WASHINGTON (dpa-AFX) - After moving higher over the course of the previous session, treasuries gave back some ground during trading on Tuesday.
Bond prices climbed well off their worst levels after an early pullback but still ended the day modestly lower. Subsequently, the yield on the benchmark ten-year note, which moves opposite of its price, inched up by 1.7 basis points to 4.019 percent.
The early weakness among treasuries came as traders continued to express some uncertainty about the outlook for interest rates.
While the Federal Reserve is widely expected to leave interest rates unchanged later this month, traders have recently become increasingly skeptical about whether the central bank will cut rates in March.

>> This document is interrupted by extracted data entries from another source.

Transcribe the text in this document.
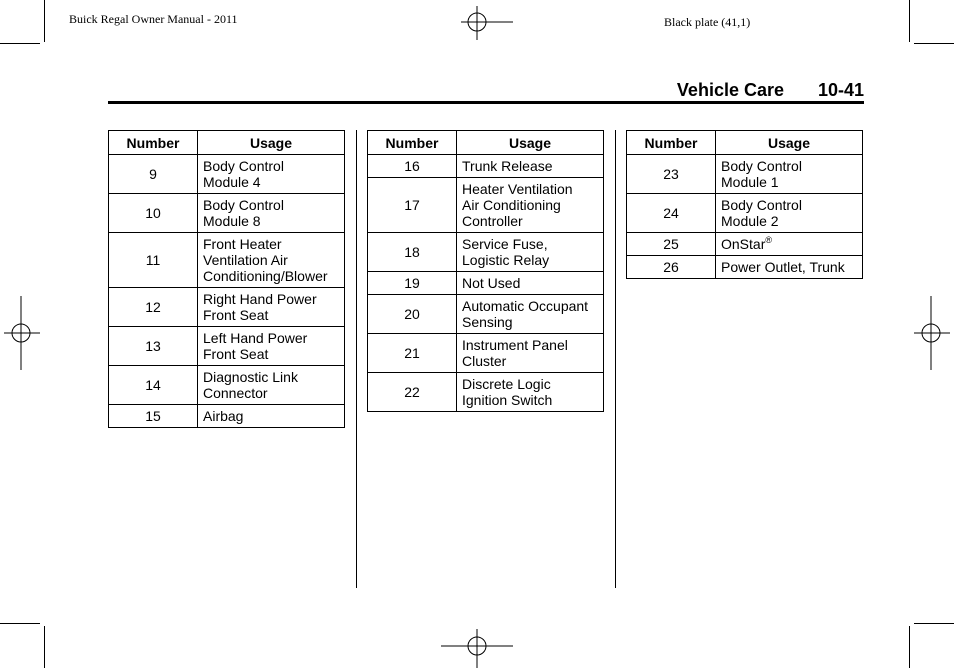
Buick Regal Owner Manual - 2011	Black plate (41,1)
Vehicle Care 10-41
Number	Usage
9	Body Control
Module 4
10	Body Control
Module 8
11	Front Heater
Ventilation Air
Conditioning/Blower
12	Right Hand Power
Front Seat
13	Left Hand Power
Front Seat
14	Diagnostic Link
Connector
15	Airbag
Number	Usage
16	Trunk Release
17	Heater Ventilation
Air Conditioning
Controller
18	Service Fuse,
Logistic Relay
19	Not Used
20	Automatic Occupant
Sensing
21	Instrument Panel
Cluster
22	Discrete Logic
Ignition Switch
Number	Usage
23	Body Control
Module 1
24	Body Control
Module 2
25	OnStar®
26	Power Outlet, Trunk
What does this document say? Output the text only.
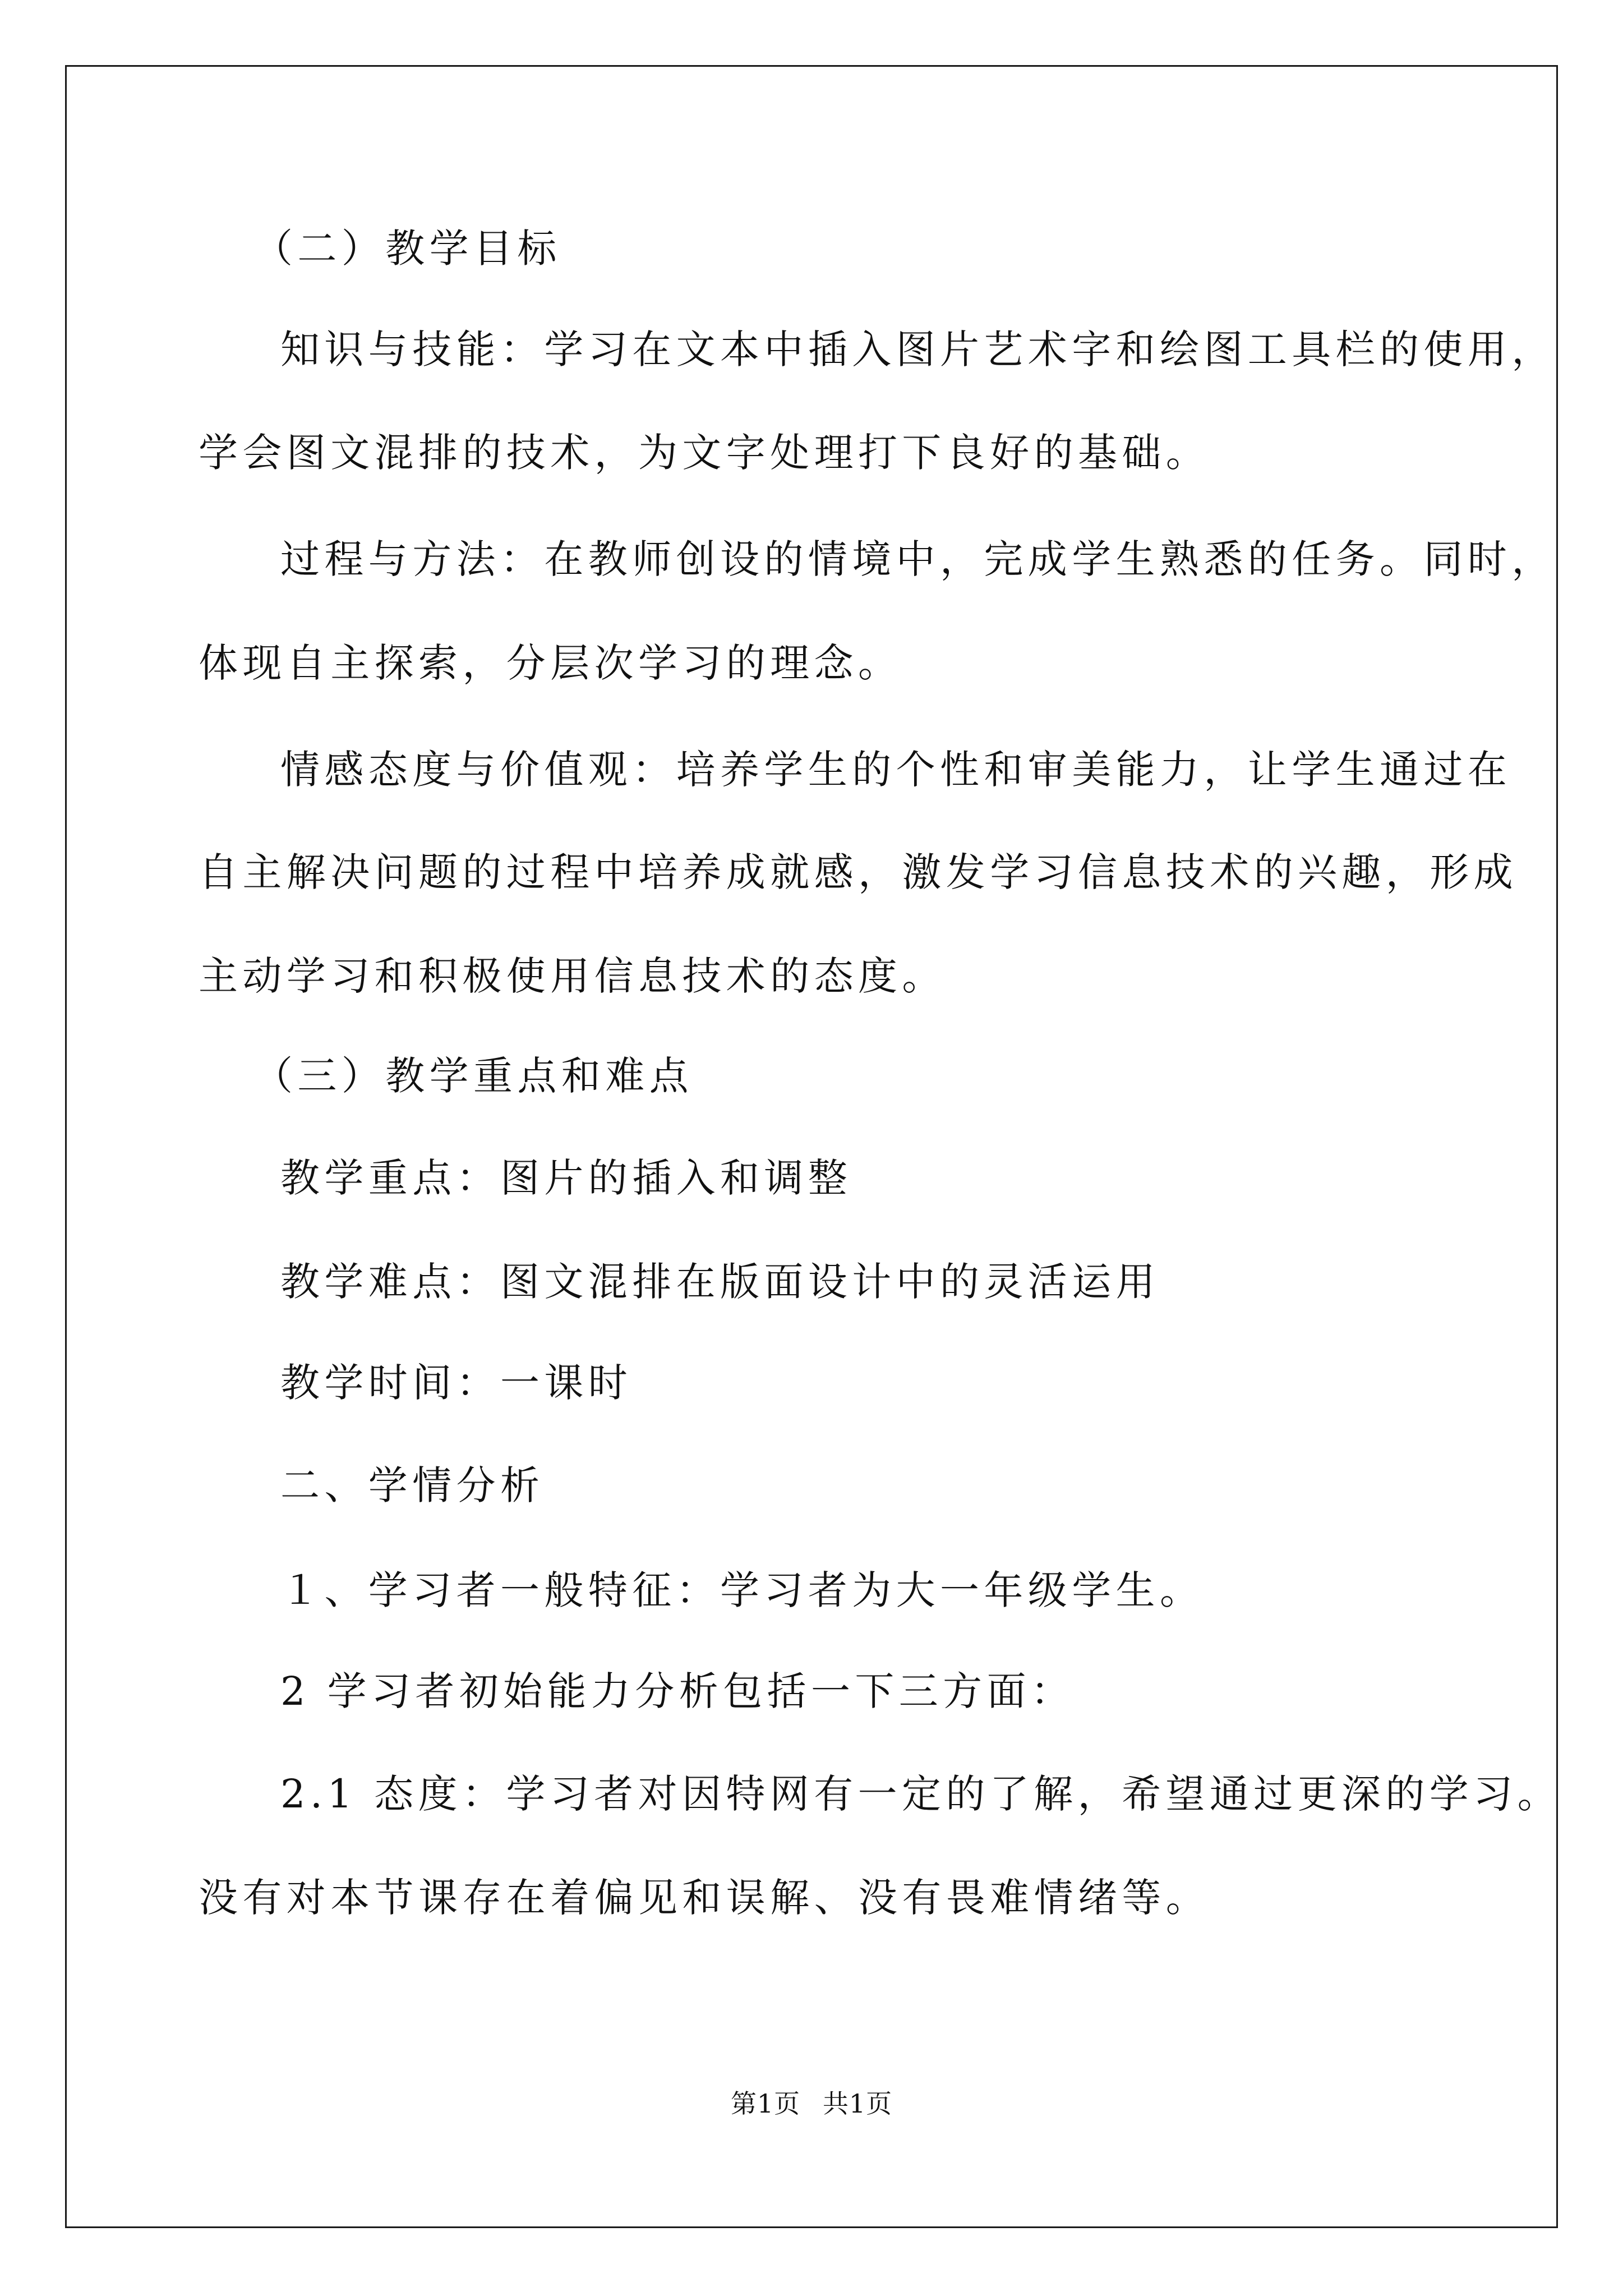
（二）教学目标
知识与技能：学习在文本中插入图片艺术字和绘图工具栏的使用，
学会图文混排的技术，为文字处理打下良好的基础。
过程与方法：在教师创设的情境中，完成学生熟悉的任务。同时，
体现自主探索，分层次学习的理念。
情感态度与价值观：培养学生的个性和审美能力，让学生通过在
自主解决问题的过程中培养成就感，激发学习信息技术的兴趣，形成
主动学习和积极使用信息技术的态度。
（三）教学重点和难点
教学重点：图片的插入和调整
教学难点：图文混排在版面设计中的灵活运用
教学时间：一课时
二、学情分析
１、学习者一般特征：学习者为大一年级学生。
2 学习者初始能力分析包括一下三方面：
2.1 态度：学习者对因特网有一定的了解，希望通过更深的学习。
没有对本节课存在着偏见和误解、没有畏难情绪等。
第1页 共1页
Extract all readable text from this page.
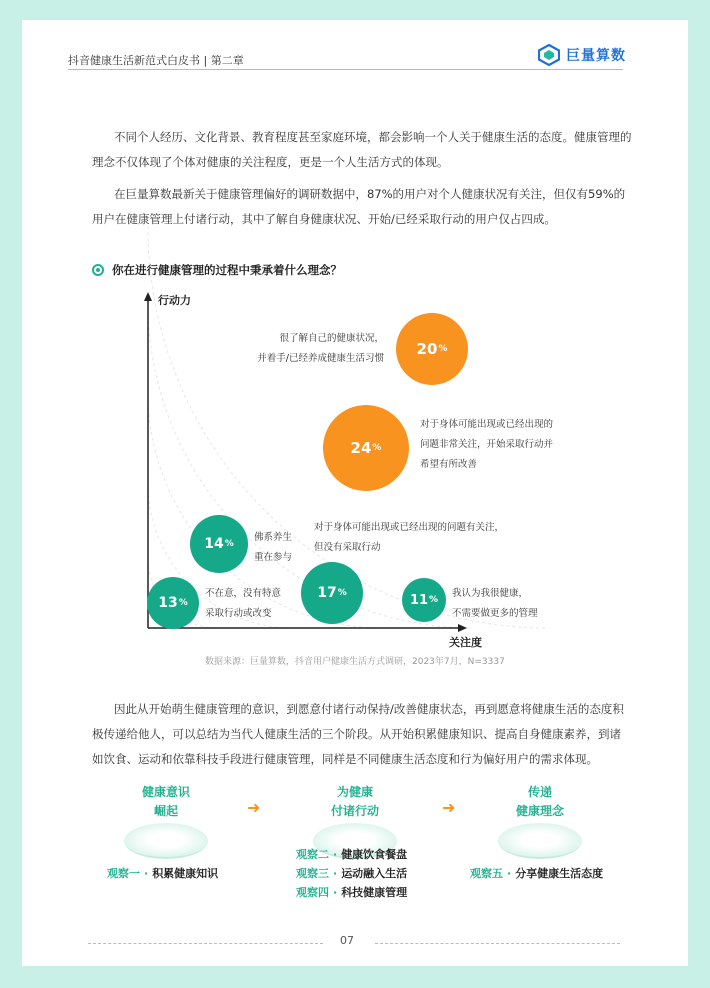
抖音健康生活新范式白皮书 | 第二章	巨量算数

不同个人经历、文化背景、教育程度甚至家庭环境，都会影响一个人关于健康生活的态度。健康管理的理念不仅体现了个体对健康的关注程度，更是一个人生活方式的体现。

在巨量算数最新关于健康管理偏好的调研数据中，87%的用户对个人健康状况有关注，但仅有59%的用户在健康管理上付诸行动，其中了解自身健康状况、开始/已经采取行动的用户仅占四成。

你在进行健康管理的过程中秉承着什么理念？
行动力
关注度
20 %
24 %
14 %
17 %
13 %	11 %
很了解自己的健康状况，
并着手/已经养成健康生活习惯
对于身体可能出现或已经出现的
问题非常关注，开始采取行动并
希望有所改善
佛系养生
重在参与
对于身体可能出现或已经出现的问题有关注，
但没有采取行动
不在意，没有特意
采取行动或改变
我认为我很健康，
不需要做更多的管理
数据来源：巨量算数，抖音用户健康生活方式调研，2023年7月，N=3337

因此从开始萌生健康管理的意识，到愿意付诸行动保持/改善健康状态，再到愿意将健康生活的态度积极传递给他人，可以总结为当代人健康生活的三个阶段。从开始积累健康知识、提高自身健康素养，到诸如饮食、运动和依靠科技手段进行健康管理，同样是不同健康生活态度和行为偏好用户的需求体现。

健康意识
崛起	➜
为健康
付诸行动	➜
传递
健康理念
观察一 · 积累健康知识
观察二 · 健康饮食餐盘
观察三 · 运动融入生活
观察四 · 科技健康管理
观察五 · 分享健康生活态度
07
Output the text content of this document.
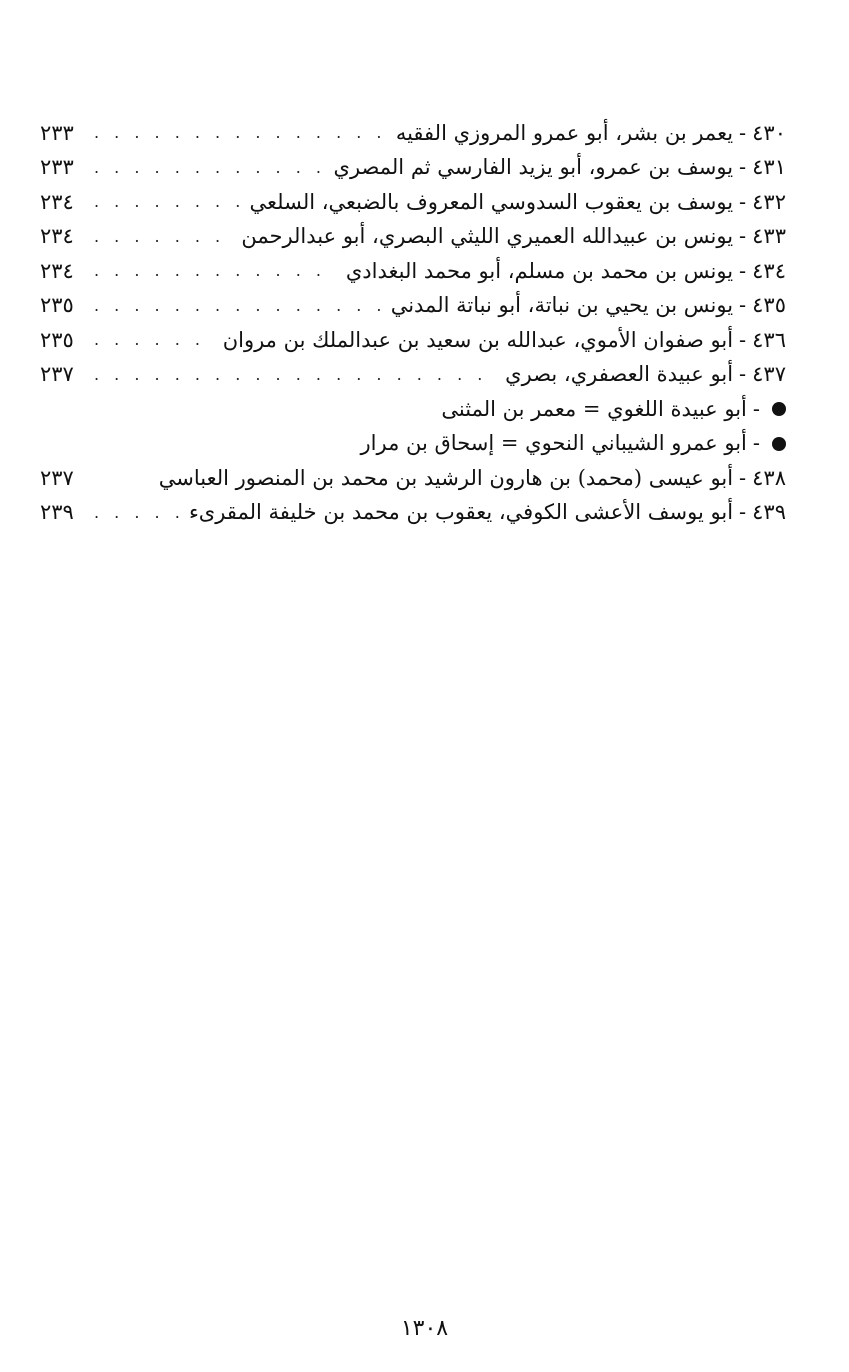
٤٣٠
-
يعمر بن بشر، أبو عمرو المروزي الفقيه
. . .
٢٣٣
٤٣١
-
يوسف بن عمرو، أبو يزيد الفارسي ثم المصري
. . .
٢٣٣
٤٣٢
-
يوسف بن يعقوب السدوسي المعروف بالضبعي، السلعي
. . .
٢٣٤
٤٣٣
-
يونس بن عبيدالله العميري الليثي البصري، أبو عبدالرحمن
. . .
٢٣٤
٤٣٤
-
يونس بن محمد بن مسلم، أبو محمد البغدادي
. . .
٢٣٤
٤٣٥
-
يونس بن يحيي بن نباتة، أبو نباتة المدني
. . .
٢٣٥
٤٣٦
-
أبو صفوان الأموي، عبدالله بن سعيد بن عبدالملك بن مروان
. . .
٢٣٥
٤٣٧
-
أبو عبيدة العصفري، بصري
. . .
٢٣٧
-
أبو عبيدة اللغوي = معمر بن المثنى
-
أبو عمرو الشيباني النحوي = إسحاق بن مرار
٤٣٨
-
أبو عيسى (محمد) بن هارون الرشيد بن محمد بن المنصور العباسي
٢٣٧
٤٣٩
-
أبو يوسف الأعشى الكوفي، يعقوب بن محمد بن خليفة المقرىء
. . .
٢٣٩
١٣٠٨
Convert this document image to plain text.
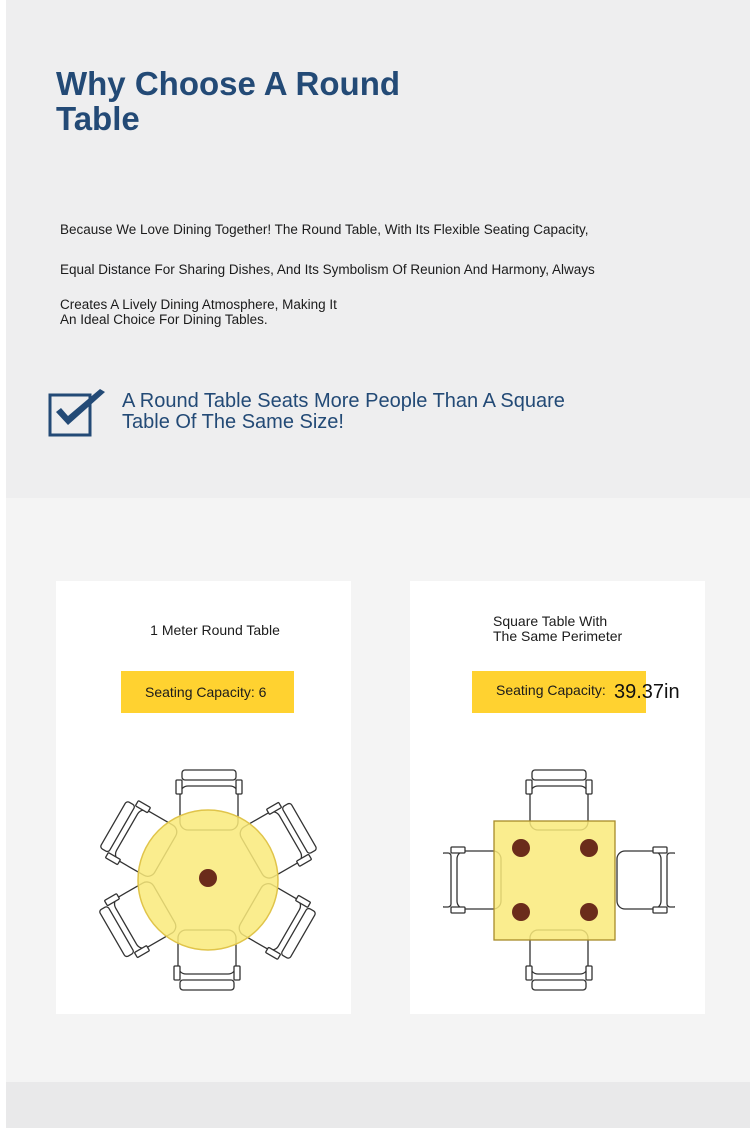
Why Choose A Round Table

Because We Love Dining Together! The Round Table, With Its Flexible Seating Capacity,

Equal Distance For Sharing Dishes, And Its Symbolism Of Reunion And Harmony, Always

Creates A Lively Dining Atmosphere, Making It

An Ideal Choice For Dining Tables.

A Round Table Seats More People Than A Square Table Of The Same Size!

1 Meter Round Table

Seating Capacity: 6

Square Table With

The Same Perimeter

Seating Capacity: 39.37in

CME Group's FedWatch Tool still indicates a 60.9 percent chance the Fed will lower rates by a quarter point in March, but that figure is well below recent highs.
Treasuries recovered from the initial pullback but moved back to the downside after the Treasury Department revealed this month's auction of $52 billion worth of three-year notes attracted slightly below average demand.
The three-year note auction drew a high yield of 4.105 percent and a bid-to-cover ratio of 2.67, while the ten previous three-year note auctions had an average bid-to-cover ratio of 2.71.
The bid-to-cover ratio is a measure of demand that indicates the amount of bids for each dollar worth of securities being sold.
Trading activity may be somewhat subdued on Wednesday amid a relatively quiet day on the U.S. economic front.